I Can, But I Won’t

by Babs Rappleye (aka Tucker Neel)

Artillery Magazine, May/June. 2020.

Dear Babs, As an artist practicing social distancing I’ve begun feeling guilty for not doing more with all this new free time. I look on social media and everyone is being so productive, making art, and learning new skills. I’m not making art or much of anything. Should I feel guilty about my laziness? 

—Lazy in LA

Dear Lazy in LA, There’s a self-help industry out there filled with advice about how to get your creative mojo back. If you are expecting me to regurgitate the truisms from that life-coaching morass, I’m sorry to disappoint. Read Julia Cameron’s timeless book The Artist’s Way and see if that helps. 

What I really want to suggest is that you use this opportunity to consider what your “laziness” actually is and question why you feel guilty about it.

Given that America brands itself under the false pretense of hard-working exceptionalism supported by Horatio Alger myths and the lie of meritocracy that smooths over the bleak reality of systemic inequality and the evils of unbridled capitalism and corporate greed, it’s no surprise most of us feel guilty when we don’t want to work, or in our current shelter-in-place realty, cannot work. To not work is far too often seen as evidence of a great personal failure.

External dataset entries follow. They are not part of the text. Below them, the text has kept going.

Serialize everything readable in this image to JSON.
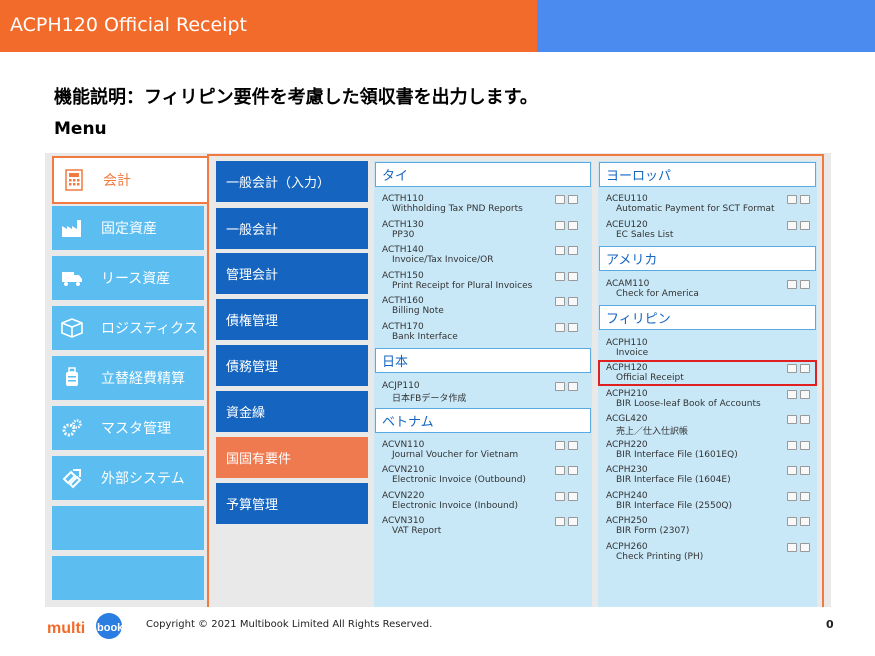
{
  "header": {
    "title": "ACPH120 Official Receipt"
  },
  "description": "機能説明：フィリピン要件を考慮した領収書を出力します。",
  "menu_label": "Menu",
  "categories": [
    {
      "label": "会計",
      "icon": "calculator-icon"
    },
    {
      "label": "固定資産",
      "icon": "factory-icon"
    },
    {
      "label": "リース資産",
      "icon": "truck-icon"
    },
    {
      "label": "ロジスティクス",
      "icon": "box-icon"
    },
    {
      "label": "立替経費精算",
      "icon": "luggage-icon"
    },
    {
      "label": "マスタ管理",
      "icon": "gears-icon"
    },
    {
      "label": "外部システム",
      "icon": "external-link-icon"
    }
  ],
  "submenu": [
    {
      "label": "一般会計（入力）"
    },
    {
      "label": "一般会計"
    },
    {
      "label": "管理会計"
    },
    {
      "label": "債権管理"
    },
    {
      "label": "債務管理"
    },
    {
      "label": "資金繰"
    },
    {
      "label": "国固有要件"
    },
    {
      "label": "予算管理"
    }
  ],
  "left_panel": {
    "thailand": {
      "title": "タイ",
      "items": [
        {
          "code": "ACTH110",
          "name": "Withholding Tax PND Reports"
        },
        {
          "code": "ACTH130",
          "name": "PP30"
        },
        {
          "code": "ACTH140",
          "name": "Invoice/Tax Invoice/OR"
        },
        {
          "code": "ACTH150",
          "name": "Print Receipt for Plural Invoices"
        },
        {
          "code": "ACTH160",
          "name": "Billing Note"
        },
        {
          "code": "ACTH170",
          "name": "Bank Interface"
        }
      ]
    },
    "japan": {
      "title": "日本",
      "items": [
        {
          "code": "ACJP110",
          "name": "日本FBデータ作成"
        }
      ]
    },
    "vietnam": {
      "title": "ベトナム",
      "items": [
        {
          "code": "ACVN110",
          "name": "Journal Voucher for Vietnam"
        },
        {
          "code": "ACVN210",
          "name": "Electronic Invoice (Outbound)"
        },
        {
          "code": "ACVN220",
          "name": "Electronic Invoice (Inbound)"
        },
        {
          "code": "ACVN310",
          "name": "VAT Report"
        }
      ]
    }
  },
  "right_panel": {
    "europe": {
      "title": "ヨーロッパ",
      "items": [
        {
          "code": "ACEU110",
          "name": "Automatic Payment for SCT Format"
        },
        {
          "code": "ACEU120",
          "name": "EC Sales List"
        }
      ]
    },
    "america": {
      "title": "アメリカ",
      "items": [
        {
          "code": "ACAM110",
          "name": "Check for America"
        }
      ]
    },
    "philippines": {
      "title": "フィリピン",
      "items": [
        {
          "code": "ACPH110",
          "name": "Invoice"
        },
        {
          "code": "ACPH120",
          "name": "Official Receipt"
        },
        {
          "code": "ACPH210",
          "name": "BIR Loose-leaf Book of Accounts"
        },
        {
          "code": "ACGL420",
          "name": "売上／仕入仕訳帳"
        },
        {
          "code": "ACPH220",
          "name": "BIR Interface File (1601EQ)"
        },
        {
          "code": "ACPH230",
          "name": "BIR Interface File (1604E)"
        },
        {
          "code": "ACPH240",
          "name": "BIR Interface File (2550Q)"
        },
        {
          "code": "ACPH250",
          "name": "BIR Form (2307)"
        },
        {
          "code": "ACPH260",
          "name": "Check Printing (PH)"
        }
      ]
    }
  },
  "footer": {
    "copyright": "Copyright © 2021 Multibook Limited All Rights Reserved.",
    "page": "0",
    "logo": "multibook"
  },
  "colors": {
    "orange": "#f26b2a",
    "blue": "#4b8bef",
    "nav_blue": "#1565c0",
    "sky": "#5bbdf0",
    "highlight": "#e02020"
  }
}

The expectation for constant production in service of growth, whether in the form of quarterly reports, lines on a CV, or Instagram approval for one’s self-actualization, certainly contributes to that feeling of paralyzing anxiety about being lazy you’re now experiencing. So it makes sense that people feel obliged to “make use” of this new “free time.”

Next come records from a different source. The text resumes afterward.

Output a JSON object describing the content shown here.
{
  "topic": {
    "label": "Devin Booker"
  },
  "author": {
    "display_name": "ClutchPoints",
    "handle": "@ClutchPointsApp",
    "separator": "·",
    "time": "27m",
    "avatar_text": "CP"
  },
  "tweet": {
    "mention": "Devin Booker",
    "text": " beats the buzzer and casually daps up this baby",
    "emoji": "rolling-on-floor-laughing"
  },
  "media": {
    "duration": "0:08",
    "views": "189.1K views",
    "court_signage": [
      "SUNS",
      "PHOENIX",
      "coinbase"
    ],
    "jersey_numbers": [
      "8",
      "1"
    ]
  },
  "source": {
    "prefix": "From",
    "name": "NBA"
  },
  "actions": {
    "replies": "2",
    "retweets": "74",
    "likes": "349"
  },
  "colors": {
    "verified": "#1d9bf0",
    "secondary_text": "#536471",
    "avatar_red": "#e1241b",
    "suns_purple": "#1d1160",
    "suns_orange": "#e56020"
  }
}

Obviously not everyone is fortunate enough to experience the same sort of freedom, certainly not the workers on the front lines of the battle against the virus and the people who are keeping life itself afloat: the millions we rely on to heal, feed, clean and care for this reality we each inhabit with unequal resources and varying positions of privilege. Some people have to work; our free time is their overtime. It’s worth taking a moment to appreciate this fact before moving along, not to make you feel more guilty, but because we need to acknowledge that we are not “all in this together” in the same way. If volunteering to help out might get you out of your funk, then by all means do so. But also know you’re not obligated to make masks, fundraise or make art about the pandemic. All that is great, but as long as you’re doing your part to responsibly slow the spread of the virus you’re doing something.

If you want to make art, make art. If you don’t, then don’t. But please don’t fall into the trap of feeling guilty you’re not creating the next masterpiece or conquering Duolingo. Perhaps you’re learning to be okay with not being productive, and that in the end may be the most productive thing you can or should do.